Lottie Lyell

Lottie Edith Lyell (1890-1925), actress, was born in Sydney on 23 February 1890, younger daughter of Charlotte Louise (born Hancock) and Edward Cox, real estate agent. She grew up in Balmain, Sydney. Despite the absence of a family tradition of theatrical work, Lottie was allowed by her parents to study elocution and in 1907 she embarked upon a career on the stage. Assuming the stage name Lyell, she joined Edwin Geach's Popular Dramatic Organization (where Raymond Longford was also a travelling player) and toured Australia and New Zealand earning a reputation as a compelling stage actress. Her career in films began in 1911 when she went to work for Spencer's Pictures which had also engaged Longford as a director. Thereafter she played, to considerable commercial success and popular acclaim, lead roles in such films as The Fatal Wedding (1911), The Romantic Story of Margaret Catchpole (1911) and Australia Calls (1913). Lyell became identified on the screen with the physically adept colonial girl, at home in male company, spurning the retiring style of nineteenth century female coyness, and she excelled at roles which utilised her talents as horsewoman and swimmer.

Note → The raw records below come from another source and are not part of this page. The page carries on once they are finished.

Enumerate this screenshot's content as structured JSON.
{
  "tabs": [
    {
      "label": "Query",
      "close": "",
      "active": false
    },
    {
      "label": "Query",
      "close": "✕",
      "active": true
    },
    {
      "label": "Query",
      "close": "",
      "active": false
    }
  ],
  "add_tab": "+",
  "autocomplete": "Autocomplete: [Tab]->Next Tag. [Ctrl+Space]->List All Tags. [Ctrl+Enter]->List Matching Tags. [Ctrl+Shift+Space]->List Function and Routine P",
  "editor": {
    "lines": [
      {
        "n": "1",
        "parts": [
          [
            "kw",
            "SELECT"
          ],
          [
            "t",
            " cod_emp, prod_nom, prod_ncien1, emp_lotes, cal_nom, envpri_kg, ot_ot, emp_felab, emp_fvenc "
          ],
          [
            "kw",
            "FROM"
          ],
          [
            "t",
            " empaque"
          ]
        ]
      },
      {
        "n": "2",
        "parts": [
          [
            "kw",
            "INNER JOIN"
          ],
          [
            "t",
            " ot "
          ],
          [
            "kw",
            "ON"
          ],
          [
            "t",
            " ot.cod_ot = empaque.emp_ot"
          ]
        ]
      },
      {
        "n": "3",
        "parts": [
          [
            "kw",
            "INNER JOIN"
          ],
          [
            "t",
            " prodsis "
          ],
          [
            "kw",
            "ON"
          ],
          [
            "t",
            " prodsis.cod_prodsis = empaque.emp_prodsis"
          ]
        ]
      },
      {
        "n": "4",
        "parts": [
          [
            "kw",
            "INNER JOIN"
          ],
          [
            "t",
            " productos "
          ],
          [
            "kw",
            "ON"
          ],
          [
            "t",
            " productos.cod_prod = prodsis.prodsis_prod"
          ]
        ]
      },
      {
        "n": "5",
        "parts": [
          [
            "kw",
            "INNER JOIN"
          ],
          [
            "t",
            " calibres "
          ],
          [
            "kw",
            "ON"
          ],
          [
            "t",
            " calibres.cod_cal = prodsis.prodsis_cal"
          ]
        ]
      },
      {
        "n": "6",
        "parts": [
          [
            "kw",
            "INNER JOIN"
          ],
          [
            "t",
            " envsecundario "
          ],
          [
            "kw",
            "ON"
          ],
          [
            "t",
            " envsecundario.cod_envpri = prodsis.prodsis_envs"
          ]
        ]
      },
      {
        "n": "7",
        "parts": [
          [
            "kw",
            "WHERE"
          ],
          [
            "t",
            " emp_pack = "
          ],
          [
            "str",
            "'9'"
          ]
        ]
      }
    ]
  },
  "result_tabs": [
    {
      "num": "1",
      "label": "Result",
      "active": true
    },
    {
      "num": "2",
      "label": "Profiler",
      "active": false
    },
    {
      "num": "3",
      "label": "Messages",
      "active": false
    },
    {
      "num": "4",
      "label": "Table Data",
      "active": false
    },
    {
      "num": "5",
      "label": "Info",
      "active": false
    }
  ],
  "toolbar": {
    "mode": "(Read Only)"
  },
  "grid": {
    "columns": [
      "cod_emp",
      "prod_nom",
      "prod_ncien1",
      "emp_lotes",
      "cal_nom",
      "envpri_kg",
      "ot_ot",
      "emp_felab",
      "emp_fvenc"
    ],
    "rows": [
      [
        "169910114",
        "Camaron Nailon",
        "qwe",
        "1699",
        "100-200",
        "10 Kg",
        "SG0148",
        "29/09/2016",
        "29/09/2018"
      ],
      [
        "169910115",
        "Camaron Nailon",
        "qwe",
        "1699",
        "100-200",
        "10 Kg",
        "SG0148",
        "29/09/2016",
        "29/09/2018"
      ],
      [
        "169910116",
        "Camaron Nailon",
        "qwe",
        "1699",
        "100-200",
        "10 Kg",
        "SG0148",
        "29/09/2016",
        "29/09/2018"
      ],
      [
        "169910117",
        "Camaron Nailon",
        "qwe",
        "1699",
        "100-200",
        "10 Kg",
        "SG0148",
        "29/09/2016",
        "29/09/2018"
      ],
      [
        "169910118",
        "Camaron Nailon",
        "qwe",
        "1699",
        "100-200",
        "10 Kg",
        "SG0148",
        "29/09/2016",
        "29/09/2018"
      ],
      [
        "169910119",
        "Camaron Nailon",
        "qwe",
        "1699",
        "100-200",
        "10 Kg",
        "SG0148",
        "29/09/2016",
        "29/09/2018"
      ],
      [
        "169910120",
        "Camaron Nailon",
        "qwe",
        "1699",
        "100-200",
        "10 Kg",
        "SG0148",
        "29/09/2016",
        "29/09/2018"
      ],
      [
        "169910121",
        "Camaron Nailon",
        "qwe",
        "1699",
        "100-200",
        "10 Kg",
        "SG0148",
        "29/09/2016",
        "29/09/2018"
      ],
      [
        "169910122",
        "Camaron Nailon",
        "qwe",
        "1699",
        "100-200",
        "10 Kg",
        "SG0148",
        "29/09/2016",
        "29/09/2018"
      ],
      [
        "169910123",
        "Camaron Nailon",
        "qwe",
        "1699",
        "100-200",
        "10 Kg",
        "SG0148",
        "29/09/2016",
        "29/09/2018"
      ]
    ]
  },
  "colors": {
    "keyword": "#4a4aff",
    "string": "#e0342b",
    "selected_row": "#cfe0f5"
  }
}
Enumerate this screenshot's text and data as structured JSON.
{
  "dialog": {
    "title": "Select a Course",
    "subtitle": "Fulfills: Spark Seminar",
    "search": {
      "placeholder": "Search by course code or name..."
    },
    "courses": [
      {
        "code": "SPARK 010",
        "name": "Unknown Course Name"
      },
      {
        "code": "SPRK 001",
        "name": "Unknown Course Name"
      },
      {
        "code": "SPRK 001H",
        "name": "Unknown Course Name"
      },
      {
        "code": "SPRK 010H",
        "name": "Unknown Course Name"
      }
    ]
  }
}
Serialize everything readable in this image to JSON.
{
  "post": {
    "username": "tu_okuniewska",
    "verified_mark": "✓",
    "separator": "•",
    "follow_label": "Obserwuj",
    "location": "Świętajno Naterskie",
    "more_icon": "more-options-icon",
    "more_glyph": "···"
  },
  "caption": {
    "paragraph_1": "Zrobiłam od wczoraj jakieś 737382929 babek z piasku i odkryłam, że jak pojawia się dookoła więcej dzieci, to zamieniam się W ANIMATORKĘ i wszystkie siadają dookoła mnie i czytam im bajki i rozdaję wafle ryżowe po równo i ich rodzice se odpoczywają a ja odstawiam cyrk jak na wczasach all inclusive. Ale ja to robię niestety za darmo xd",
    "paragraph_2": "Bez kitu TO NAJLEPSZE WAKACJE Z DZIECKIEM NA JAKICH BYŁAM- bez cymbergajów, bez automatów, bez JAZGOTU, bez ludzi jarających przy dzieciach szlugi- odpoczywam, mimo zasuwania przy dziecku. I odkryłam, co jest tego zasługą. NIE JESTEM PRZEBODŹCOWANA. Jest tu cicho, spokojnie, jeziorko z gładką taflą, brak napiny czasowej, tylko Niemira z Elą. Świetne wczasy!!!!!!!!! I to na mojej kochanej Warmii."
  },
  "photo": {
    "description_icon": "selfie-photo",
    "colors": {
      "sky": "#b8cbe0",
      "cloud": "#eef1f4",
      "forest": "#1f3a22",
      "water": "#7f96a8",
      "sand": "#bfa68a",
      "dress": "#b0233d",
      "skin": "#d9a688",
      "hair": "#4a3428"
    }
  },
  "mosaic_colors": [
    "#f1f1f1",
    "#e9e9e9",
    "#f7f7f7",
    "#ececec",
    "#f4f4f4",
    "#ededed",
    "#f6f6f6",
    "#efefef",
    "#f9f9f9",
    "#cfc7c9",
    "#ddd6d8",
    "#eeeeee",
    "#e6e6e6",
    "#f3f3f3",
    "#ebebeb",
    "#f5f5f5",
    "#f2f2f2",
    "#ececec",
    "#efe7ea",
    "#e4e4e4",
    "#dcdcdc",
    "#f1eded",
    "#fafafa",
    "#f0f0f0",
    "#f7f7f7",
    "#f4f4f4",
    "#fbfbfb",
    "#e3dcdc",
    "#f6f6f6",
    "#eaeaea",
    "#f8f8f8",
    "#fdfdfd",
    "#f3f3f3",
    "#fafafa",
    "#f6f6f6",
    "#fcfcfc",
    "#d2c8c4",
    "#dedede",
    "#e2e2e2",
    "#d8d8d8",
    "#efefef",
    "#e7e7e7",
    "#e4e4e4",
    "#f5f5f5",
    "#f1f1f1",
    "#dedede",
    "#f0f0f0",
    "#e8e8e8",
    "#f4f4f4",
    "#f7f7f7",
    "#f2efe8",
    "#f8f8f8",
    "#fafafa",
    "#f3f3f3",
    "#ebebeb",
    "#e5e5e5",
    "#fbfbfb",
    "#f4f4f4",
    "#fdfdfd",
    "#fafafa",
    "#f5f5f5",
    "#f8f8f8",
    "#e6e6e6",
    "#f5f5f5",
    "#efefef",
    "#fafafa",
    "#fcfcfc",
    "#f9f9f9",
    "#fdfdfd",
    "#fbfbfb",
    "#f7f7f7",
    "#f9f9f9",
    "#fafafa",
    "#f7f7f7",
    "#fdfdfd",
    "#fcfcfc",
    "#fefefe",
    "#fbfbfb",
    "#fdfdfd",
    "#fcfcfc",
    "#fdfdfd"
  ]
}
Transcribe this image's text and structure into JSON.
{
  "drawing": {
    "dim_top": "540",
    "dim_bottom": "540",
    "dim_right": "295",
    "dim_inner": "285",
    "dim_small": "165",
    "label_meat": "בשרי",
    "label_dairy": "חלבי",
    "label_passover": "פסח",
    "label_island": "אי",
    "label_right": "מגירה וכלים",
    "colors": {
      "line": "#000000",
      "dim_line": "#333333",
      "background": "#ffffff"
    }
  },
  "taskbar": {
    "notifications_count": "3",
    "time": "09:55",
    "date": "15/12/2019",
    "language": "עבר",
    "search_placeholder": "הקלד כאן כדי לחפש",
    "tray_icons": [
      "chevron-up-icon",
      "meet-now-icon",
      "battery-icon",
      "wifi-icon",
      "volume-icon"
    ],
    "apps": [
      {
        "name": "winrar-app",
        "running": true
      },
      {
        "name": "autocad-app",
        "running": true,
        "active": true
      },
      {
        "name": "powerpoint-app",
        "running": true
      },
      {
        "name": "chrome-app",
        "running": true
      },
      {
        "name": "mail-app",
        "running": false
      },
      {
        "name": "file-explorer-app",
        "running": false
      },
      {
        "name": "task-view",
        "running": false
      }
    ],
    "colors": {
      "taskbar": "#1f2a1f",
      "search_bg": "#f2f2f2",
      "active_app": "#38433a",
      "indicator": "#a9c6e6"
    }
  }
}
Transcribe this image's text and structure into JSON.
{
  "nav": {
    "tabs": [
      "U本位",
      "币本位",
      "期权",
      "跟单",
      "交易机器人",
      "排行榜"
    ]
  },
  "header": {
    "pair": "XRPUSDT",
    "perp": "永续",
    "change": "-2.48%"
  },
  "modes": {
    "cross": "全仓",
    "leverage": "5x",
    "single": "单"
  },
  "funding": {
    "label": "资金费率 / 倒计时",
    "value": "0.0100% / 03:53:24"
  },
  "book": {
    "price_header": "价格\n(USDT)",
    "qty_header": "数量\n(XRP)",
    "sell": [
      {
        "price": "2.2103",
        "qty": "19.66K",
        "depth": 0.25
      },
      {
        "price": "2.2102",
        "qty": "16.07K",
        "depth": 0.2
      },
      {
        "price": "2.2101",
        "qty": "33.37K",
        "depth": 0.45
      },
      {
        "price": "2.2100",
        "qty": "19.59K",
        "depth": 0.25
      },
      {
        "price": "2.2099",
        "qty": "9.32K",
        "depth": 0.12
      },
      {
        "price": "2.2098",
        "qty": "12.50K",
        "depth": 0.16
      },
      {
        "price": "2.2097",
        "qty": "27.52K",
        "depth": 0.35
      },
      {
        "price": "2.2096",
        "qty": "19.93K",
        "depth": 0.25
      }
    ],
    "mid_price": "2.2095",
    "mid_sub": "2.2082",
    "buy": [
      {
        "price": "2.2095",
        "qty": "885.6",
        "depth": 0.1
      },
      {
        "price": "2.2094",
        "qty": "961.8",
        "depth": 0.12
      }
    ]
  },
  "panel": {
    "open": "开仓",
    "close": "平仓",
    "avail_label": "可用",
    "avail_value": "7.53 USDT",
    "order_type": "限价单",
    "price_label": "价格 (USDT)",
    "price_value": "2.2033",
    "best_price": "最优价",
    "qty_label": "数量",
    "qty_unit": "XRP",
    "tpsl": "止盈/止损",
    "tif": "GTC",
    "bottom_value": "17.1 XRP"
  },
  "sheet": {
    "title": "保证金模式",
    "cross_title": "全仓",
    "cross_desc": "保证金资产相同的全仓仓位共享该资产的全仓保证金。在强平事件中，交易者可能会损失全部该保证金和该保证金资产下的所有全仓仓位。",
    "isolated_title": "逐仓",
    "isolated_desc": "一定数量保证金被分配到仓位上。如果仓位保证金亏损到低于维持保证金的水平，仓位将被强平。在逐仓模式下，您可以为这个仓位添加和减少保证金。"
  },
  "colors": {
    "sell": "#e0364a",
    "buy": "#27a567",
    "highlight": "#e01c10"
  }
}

The peak of Lyell's acting career came in her strikingly naturalistic performance as Doreen in Longford's highly acclaimed film of C. J. Dennis's The Sentimental Bloke (1919). Thereafter her on-screen performances were curtailed by ill health and her greater involvements off the screen. Lyell's association with Longford went beyond artistic cooperation. She was his lover through the fourteen years of their collaboration, and remained loyal to him, though Longford refused to divorce his wife or publicly acknowledge their relationship until near the end of Lyell's life. But Lyell's major contribution appears to have been as much to Longford's reputation as a director, as to his romantic fulfilment. Lyell scripted and co-directed The Blue Mountains Mystery in 1921, and The Dinkum Bloke in 1923, and was given credit as co- producer, screen-writer or art director for a number of other Longford films. Contemporaries gave credit to Lyell for her 'brains' and artistic capacities, and the historian Andree Wright has recently argued in Brilliant Careers that, in an era in which women's role was supposed to be confined largely to child-bearing and child-rearing, Lyell was not given official film credits by the scandal-conscious Longford for her considerable film achievements. She certainly does rank as one of the greatest talents to grace the Australian screen though neither Longford nor Lyell appear to have transcended traditional genres and themes to any great degree. Lyell died in Sydney, on 21 December 1925 of tuberculosis.